[PATCH] T3/T4 sparc shifts, plus more timings

Fri Mar 29 04:28:22 CET 2013

David Miller <davem at davemloft.net> writes:

  So here is a working generic 64-bit sparc lshift.asm that seems
  to work well on all chips.

Great!  I'll do a partial check-in of your work thus far, after some
hours of rest.

  I'm now going to iterate over lshiftc and rshift.

Making rshift from lshift (or vice versa) can usually be made almost
mindlessly...

I noticed nand in "vis".  But it lookes like it operates on fp
registers.  And there might not be any useful shift insn in vis.  (We'd
want generic code anyway, of course.)

I put some numbers in () and {} at http://gmplib.org/devel/asm.html for
T4.

With your multi-pointer trick there is a drive towards less unrolling.
I almost always do 4-way, occasionally-way.  Clearly, setting up 8 src
pointers and 8 dst pointers would just be silly.  Even 4 + 4 pointers is
a bit expensive.  The most critical routines, in descending order
addmul_2, addmul_1, mul_2, mul_1, add_n, sub_n, lshift, rshift, ...
should be whacked closer to optimum, but without forgetting that a big
constant-time setup cost will hurt in many important usage cases.

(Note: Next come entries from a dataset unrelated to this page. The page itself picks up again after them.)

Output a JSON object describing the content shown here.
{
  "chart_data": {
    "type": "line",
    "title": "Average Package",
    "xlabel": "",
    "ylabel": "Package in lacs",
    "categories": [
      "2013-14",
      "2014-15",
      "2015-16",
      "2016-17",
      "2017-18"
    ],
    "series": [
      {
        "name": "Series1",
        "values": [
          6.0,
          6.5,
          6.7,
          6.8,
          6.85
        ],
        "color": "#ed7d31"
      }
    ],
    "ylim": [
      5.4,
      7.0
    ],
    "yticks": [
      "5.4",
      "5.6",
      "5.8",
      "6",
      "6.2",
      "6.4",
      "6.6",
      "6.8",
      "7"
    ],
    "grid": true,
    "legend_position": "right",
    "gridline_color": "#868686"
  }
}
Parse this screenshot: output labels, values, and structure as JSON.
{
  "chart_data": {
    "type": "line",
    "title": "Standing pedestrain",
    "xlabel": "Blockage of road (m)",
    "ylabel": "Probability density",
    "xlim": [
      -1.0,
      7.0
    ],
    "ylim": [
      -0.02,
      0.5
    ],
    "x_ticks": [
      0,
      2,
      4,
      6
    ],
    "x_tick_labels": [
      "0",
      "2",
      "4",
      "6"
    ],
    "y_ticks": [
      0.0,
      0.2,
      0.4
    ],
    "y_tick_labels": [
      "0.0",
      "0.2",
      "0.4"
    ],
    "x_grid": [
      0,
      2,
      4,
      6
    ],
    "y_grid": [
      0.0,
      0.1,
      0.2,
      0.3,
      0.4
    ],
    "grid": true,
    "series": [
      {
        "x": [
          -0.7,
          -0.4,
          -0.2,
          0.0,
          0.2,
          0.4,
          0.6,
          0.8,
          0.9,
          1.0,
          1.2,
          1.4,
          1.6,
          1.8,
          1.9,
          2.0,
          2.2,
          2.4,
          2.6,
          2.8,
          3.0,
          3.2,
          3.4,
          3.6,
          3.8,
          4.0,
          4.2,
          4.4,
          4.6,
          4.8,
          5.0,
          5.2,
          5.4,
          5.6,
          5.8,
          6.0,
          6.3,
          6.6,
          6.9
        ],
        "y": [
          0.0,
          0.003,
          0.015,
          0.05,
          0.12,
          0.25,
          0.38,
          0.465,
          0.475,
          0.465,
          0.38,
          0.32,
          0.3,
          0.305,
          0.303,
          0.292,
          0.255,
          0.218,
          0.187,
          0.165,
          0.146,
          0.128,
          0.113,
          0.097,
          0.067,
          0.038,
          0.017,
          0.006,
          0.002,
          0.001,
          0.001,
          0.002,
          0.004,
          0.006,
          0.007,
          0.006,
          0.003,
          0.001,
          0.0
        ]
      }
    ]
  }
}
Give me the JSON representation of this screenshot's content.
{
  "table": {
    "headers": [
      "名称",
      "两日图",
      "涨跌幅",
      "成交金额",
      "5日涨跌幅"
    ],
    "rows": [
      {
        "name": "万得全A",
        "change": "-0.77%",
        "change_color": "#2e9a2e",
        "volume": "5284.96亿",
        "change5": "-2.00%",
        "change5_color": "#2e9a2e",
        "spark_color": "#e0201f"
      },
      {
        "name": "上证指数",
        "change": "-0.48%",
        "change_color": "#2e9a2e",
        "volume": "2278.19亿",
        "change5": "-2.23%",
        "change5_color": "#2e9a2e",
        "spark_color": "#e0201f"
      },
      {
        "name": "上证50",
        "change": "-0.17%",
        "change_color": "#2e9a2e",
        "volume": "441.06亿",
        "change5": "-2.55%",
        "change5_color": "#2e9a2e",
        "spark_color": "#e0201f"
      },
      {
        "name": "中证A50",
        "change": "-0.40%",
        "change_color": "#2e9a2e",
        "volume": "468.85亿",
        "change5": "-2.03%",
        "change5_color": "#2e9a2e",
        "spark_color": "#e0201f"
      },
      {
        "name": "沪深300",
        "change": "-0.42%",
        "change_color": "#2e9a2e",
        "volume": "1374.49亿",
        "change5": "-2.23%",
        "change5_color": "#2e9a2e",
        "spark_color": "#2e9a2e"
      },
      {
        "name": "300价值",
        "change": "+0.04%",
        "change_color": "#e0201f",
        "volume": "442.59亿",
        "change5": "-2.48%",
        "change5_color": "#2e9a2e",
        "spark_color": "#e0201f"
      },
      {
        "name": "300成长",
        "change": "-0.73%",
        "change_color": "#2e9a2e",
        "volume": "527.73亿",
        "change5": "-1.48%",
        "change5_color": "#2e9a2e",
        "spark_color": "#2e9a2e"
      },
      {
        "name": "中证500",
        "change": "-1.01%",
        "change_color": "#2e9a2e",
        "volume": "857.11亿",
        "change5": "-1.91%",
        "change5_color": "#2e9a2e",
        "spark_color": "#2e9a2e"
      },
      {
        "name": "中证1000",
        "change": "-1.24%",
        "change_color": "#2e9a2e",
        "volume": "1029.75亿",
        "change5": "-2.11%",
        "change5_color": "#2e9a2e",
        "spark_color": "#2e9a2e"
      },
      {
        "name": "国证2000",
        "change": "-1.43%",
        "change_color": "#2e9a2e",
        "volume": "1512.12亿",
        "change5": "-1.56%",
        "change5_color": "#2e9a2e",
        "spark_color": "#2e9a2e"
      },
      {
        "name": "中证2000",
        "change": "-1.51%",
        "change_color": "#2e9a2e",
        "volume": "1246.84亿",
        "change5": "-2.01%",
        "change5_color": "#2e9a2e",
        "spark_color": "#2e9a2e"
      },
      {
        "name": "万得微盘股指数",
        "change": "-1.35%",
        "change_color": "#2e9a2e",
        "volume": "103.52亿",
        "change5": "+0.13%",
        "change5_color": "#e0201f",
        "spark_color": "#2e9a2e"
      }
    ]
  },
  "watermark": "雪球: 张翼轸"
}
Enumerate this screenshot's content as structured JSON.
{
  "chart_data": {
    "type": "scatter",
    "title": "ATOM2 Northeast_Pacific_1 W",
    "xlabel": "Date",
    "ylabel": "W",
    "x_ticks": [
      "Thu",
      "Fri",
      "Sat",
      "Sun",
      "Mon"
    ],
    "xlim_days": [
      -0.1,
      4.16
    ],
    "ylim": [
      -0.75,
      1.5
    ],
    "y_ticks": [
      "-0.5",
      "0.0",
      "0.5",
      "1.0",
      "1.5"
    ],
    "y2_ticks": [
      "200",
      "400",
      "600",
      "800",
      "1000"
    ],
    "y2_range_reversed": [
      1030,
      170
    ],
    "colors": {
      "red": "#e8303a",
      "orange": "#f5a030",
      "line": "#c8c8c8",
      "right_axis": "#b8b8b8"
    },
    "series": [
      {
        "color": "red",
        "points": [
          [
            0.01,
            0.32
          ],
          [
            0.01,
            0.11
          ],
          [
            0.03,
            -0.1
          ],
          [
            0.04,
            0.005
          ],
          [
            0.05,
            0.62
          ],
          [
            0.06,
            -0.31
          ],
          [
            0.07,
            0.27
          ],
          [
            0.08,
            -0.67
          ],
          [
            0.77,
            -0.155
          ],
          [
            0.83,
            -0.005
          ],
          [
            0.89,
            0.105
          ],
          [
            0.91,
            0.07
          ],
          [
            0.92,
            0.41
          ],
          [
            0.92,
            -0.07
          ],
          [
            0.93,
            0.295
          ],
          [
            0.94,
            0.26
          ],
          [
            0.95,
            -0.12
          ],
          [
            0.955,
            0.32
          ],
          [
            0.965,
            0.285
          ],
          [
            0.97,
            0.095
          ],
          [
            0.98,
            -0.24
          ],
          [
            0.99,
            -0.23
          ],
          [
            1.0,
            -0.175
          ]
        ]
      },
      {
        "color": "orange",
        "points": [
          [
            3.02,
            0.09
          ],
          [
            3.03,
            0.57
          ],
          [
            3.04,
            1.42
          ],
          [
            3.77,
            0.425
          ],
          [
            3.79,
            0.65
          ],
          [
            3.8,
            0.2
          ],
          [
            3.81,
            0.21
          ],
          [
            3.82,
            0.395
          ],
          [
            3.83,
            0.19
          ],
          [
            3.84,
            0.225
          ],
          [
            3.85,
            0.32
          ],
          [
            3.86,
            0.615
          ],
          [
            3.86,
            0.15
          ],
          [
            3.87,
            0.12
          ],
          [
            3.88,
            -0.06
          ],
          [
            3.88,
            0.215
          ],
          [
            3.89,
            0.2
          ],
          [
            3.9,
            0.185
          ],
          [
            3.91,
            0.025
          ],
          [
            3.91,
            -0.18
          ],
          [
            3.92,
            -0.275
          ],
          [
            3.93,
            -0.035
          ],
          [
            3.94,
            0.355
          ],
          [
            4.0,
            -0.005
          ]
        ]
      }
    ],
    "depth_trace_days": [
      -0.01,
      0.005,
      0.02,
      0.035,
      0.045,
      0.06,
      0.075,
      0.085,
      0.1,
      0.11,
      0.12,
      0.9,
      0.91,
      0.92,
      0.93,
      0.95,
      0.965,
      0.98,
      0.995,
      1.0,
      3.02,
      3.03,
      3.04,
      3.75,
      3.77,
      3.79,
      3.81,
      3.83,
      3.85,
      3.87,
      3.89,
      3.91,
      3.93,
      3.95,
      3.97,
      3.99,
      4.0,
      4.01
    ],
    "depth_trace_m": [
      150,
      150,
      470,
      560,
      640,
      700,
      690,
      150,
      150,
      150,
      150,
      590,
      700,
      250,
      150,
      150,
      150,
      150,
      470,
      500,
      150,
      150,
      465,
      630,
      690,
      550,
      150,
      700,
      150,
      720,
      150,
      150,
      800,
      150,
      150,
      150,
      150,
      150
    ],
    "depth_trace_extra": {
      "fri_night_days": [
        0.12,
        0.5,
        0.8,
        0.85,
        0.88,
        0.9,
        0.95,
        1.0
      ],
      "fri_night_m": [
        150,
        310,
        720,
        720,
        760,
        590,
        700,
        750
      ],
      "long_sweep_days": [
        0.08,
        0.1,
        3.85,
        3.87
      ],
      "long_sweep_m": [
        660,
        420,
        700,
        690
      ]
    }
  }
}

We should also keep in mind that *mul_(k) are rarely used for large trip
counts.  More than a few dozen limbs will only happen for unbalanced
multiplies (one operand large, the other operand max a few dozen limbs).
On the other hand, add_n, sub_n, lshift, rshift, lshiftc, are sometimes
used for operands that don't fit L1d.

Prefetch will cost a lot for an issue-limited CPU like T4.  To mitigate
that cost, one would want to drive up unrolling to handle a full cache
line, which would be 8-way.  Not pretty.

We don't have prefetch in many asm GMP routines yet.

-- 
Torbjörn